Dzieła muzyki klasycznej, w które wsłuchujemy się w naszych muzycznych spotkaniach są bardzo różnorodne zarówno za sprawą charakteru, jaki nadał im każdy z kompozytorów, jak również za sprawą potęgi instrumentalnej. Są dzieła, do wykonania których wystarczy zaledwie kilka instrumentów, ale są też takie, których prezentacja wymaga sporej ilości instrumentów. Z pewnością do tych drugich, czyli potrzebujących w swoim wykonaniu dużej ilości muzyków, należą symfonie Ludwiga van Beethovena. Są one jednocześnie najbardziej wyrazistym przykładem takiej formy muzyki.

Każda z symfonii Beethovena budziła konkretne emocje i nie przechodziła bez echa w świecie muzyki. W tej audycji „Muzyka mistrzów” przyglądaliśmy się Symfonii nr 6., którą kompozytor zapisał w tonacji F-dur.

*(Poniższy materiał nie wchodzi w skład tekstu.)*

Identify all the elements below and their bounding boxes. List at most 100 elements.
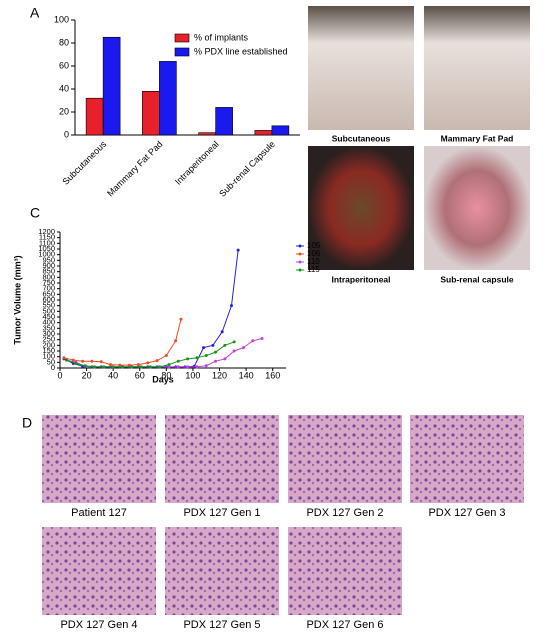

Symfonia zyskała przydomek „Pastoralnej” i jest dziełem, które próbuje w sposób instrumentalny, przekazać określoną ideę poetycką. Tutaj jednak, w przeciwieństwie do innych tego typu dzieł, kompozytor postawił sobie za cel nie tylko przedstawić określone uczucia czy idee, ale także pewne zjawiska z życia. Zjawiskiem jakie chciał Beethoven w tej symfonii wyrazić, było piękno życia wiejskiego, co podkreślone jest przez niego nadaniem tytułu całej symfonii oraz poszczególnym jej częściom.